21. The High Court held that income derived from the farms maintained by the Board was exempt because it was property held under trust. It will be seen that in this case also the Coffee Board had acquired the farms from its own income. The farms had not been settled with the Coffee Board by their owners to be held in trust.
22. In C.I.T. vs. Andhra Chamber of Commerce, the Chamber of Commerce, from its own funds, purchases, a building, which it altered and improved, moved its offices into that building and let out portions not required for its use to tenants. The question was whether the building was property held under trust and the income from the building was exempt.
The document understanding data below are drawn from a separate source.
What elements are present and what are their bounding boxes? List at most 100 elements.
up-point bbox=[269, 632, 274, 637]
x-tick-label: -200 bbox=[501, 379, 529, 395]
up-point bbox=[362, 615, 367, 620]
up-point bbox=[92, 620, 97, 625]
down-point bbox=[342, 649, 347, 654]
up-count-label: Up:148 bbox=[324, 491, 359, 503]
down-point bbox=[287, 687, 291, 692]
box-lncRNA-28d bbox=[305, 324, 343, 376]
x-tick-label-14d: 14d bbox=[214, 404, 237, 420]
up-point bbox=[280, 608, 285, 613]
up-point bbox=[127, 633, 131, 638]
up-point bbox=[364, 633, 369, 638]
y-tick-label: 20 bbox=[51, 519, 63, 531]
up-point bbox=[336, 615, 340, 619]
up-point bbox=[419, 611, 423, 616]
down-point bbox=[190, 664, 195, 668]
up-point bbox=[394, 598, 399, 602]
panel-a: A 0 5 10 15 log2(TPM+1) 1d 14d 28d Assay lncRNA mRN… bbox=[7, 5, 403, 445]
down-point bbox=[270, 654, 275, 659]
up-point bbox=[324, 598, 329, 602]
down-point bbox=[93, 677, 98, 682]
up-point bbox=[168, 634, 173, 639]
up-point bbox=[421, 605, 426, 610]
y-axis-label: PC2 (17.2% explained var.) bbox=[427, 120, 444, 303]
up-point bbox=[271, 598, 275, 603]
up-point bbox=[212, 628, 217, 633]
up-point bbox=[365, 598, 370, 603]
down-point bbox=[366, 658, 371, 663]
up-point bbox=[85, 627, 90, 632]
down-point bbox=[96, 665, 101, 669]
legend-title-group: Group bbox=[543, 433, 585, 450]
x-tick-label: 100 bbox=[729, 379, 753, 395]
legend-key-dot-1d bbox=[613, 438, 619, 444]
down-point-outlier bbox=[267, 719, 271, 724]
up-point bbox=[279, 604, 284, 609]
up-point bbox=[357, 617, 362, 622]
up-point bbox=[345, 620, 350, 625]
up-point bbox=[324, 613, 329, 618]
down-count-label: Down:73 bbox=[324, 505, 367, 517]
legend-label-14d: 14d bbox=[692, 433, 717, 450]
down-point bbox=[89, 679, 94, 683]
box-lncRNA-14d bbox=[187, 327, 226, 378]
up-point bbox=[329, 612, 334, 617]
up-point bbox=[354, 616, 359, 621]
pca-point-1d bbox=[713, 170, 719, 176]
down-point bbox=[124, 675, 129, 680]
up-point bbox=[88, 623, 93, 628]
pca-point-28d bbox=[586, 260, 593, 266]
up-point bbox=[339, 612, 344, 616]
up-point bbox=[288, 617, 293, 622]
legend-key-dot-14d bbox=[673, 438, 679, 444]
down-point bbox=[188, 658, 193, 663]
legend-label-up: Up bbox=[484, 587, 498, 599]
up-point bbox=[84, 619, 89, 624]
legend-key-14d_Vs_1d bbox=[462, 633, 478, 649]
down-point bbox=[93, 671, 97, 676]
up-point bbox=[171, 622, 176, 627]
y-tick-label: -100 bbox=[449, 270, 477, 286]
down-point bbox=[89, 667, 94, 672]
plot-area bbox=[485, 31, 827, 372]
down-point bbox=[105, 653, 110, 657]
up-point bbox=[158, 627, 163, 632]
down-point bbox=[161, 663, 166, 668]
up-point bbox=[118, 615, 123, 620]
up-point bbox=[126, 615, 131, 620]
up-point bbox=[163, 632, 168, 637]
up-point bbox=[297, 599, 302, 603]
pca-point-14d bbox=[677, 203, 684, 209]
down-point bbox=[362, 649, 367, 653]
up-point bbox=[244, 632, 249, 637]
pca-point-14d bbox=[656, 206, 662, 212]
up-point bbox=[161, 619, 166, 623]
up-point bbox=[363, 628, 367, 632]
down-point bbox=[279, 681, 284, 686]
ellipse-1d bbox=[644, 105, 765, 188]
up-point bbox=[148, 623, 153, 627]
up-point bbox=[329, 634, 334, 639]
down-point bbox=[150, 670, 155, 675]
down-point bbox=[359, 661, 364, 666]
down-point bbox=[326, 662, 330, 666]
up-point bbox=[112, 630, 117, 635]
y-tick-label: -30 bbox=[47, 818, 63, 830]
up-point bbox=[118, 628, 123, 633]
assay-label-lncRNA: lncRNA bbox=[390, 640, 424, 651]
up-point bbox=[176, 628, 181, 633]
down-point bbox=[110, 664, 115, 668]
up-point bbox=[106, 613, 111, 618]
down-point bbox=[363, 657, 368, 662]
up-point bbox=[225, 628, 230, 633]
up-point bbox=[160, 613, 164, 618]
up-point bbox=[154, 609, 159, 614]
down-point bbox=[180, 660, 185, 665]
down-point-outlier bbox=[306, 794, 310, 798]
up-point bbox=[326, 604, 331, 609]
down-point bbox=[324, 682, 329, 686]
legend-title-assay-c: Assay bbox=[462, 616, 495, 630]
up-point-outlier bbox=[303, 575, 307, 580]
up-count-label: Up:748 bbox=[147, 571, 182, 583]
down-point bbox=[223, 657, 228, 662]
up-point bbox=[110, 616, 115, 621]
23. The Supreme Court held that the objects of the Chamber of Commerce were charitable and so the income from its building was exempt as the building was held under a legal obligation for charitable purposes. At page 729 the Court observed -
'It is true that in this case there is in fact no trust in respect of the income derived from the building owned by the assessee. But the property and the income therefrom is held under a legal obligation, for, by the terms of the permission granted by the Government to the assessee to exclude from its name the use of the word limited, and by the express terms of clause 4 of the Memorandum of Association, the property and its income are liable to be utilised solely for the purposes set out in the Memorandum of Association'.
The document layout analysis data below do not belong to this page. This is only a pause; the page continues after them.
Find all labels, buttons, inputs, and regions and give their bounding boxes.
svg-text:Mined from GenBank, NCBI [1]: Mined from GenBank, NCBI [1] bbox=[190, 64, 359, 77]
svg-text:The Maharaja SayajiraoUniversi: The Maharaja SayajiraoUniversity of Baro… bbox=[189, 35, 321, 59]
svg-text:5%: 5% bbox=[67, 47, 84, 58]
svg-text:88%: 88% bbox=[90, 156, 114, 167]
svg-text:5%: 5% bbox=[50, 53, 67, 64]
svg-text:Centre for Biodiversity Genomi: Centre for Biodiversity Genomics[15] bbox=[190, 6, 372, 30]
24. The true position is : given a trust or institution for charitable purposes, whose income is to be utilized for carrying out its objects, the donations made to it or the income earned by it (in the course of carrying out its objects) are, in law, property deemed to be held under trust or legal obligation that it cannot be lawfully utilised except for achieving its objects.
25. If a trust or institution utilizes such donations or income for acquiring an income-yielding asset, e.g., an immovable property, like the farms in the Coffee Board, case, or a building (as in Andhra Chambers case) or even movables, like yarn or cloth (see All India Spinners Association case), these are all properties, and properties held under trust or legal obligation within meaning of S. 11, Income Tax Act, 1961. The present is also a case of this category.
26. Here the property, namely, the shops owned by the assessee were constructed out of donations received by it, and are utilised in order to carry out the primary objects of the assessee. They as well as income from wrestling matches, music Sammelan etc. are hence held by the assessee under a legal obligation. The Tribunal was justified in holding that the case fell within the purview of clause (b) of S. 11(1) and that the assessee was entitled to exemption under it.
27. In the result the two questions referred at the instance of the assessee are returned unanswered.
28. The question referred at the instance of the Revenue is answered in the affirmative, in favour of the assessee and against the Department.
29. Since no one has appeared on behalf of the assessee, there will be no order as to costs.